Stranger though, is that McLeod's appointment is viewed by almost everybody as a mistake.
That was a big mistake, according to Thompson Rivers University political science professor Derek Cook.

"It's open now," said Cook of the 2008 election race. "It's handed the NDP, the Liberals and even the Greens an advantage.

"The Conservatives have stumbled out of the gate by appointing a person who no one knows," he said.

"It's the way they did it that is raising eyebrows here. It certainly contradicts the direct democracy, let-the-people-do-it type of populism that we thought the members of the Reform Party, the Canadian Alliance, the Conservatives stood for."

So why would the Conservatives overrule the riding association? Well, for one thing, this is a group who clearly failed sandbox in kindergarten and are going for a redo.

The RCMP were called to a Tory riding association meeting in Kamloops after a group of people disrupted the meeting, demanding they be allowed to take part in the vote.

The membership in the riding of Kamloops Thompson Cariboo was to vote on a new board Saturday morning.

But the process came to a halt when 56 people showed up with former party director Miles Lehn asking to be allowed to vote.

This was not a group of "out of party" interlopers attempting to be heard. This was Conservative party members fighting amongst themselves. And it took the police to break it up.

McLeod, it appears, is representative of what value the Conservative Party of Canada actually places on their candidates. Little to none. They are cannon-fodder. Their sole purpose is to be a live warm body and a name to put on a ballot in the place of Stephen Harper.

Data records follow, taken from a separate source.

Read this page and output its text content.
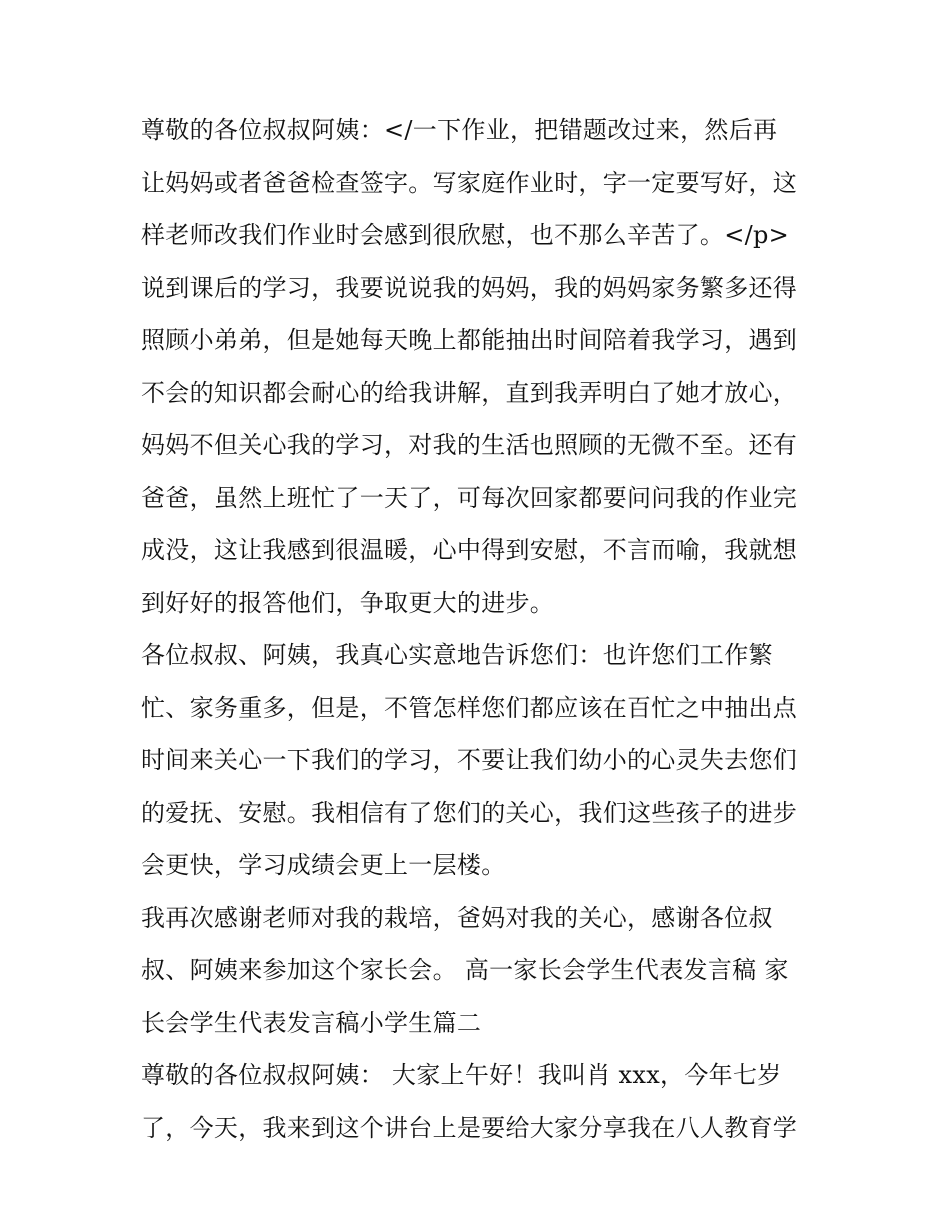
尊敬的各位叔叔阿姨：</一下作业，把错题改过来，然后再
让妈妈或者爸爸检查签字。写家庭作业时，字一定要写好，这
样老师改我们作业时会感到很欣慰，也不那么辛苦了。</p>
说到课后的学习，我要说说我的妈妈，我的妈妈家务繁多还得
照顾小弟弟，但是她每天晚上都能抽出时间陪着我学习，遇到
不会的知识都会耐心的给我讲解，直到我弄明白了她才放心，
妈妈不但关心我的学习，对我的生活也照顾的无微不至。还有
爸爸，虽然上班忙了一天了，可每次回家都要问问我的作业完
成没，这让我感到很温暖，心中得到安慰，不言而喻，我就想
到好好的报答他们，争取更大的进步。
各位叔叔、阿姨，我真心实意地告诉您们：也许您们工作繁
忙、家务重多，但是，不管怎样您们都应该在百忙之中抽出点
时间来关心一下我们的学习，不要让我们幼小的心灵失去您们
的爱抚、安慰。我相信有了您们的关心，我们这些孩子的进步
会更快，学习成绩会更上一层楼。
我再次感谢老师对我的栽培，爸妈对我的关心，感谢各位叔
叔、阿姨来参加这个家长会。 高一家长会学生代表发言稿 家
长会学生代表发言稿小学生篇二
尊敬的各位叔叔阿姨： 大家上午好！我叫肖 xxx，今年七岁
了，今天，我来到这个讲台上是要给大家分享我在八人教育学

In short, the Conservatives are running a presidential campaign and are betting that voters will see past the "unknowns" in favour of the "Conservative" logo. In that regard, there is only one campaign and it isn't the local one.

The perception, according to Cook, is that McLeod's campaign is being tightly controlled out of Prime Minister Stephen Harper's office

"They're afraid their candidates will say the wrong things so they're briefing them before they let the press at them," said Cook.

Having turned away interviews it will be interesting to see if Harper's people allow McLeod to show up for the all-candidates forum on October 8th. If she does, she can expect a deservedly rough ride.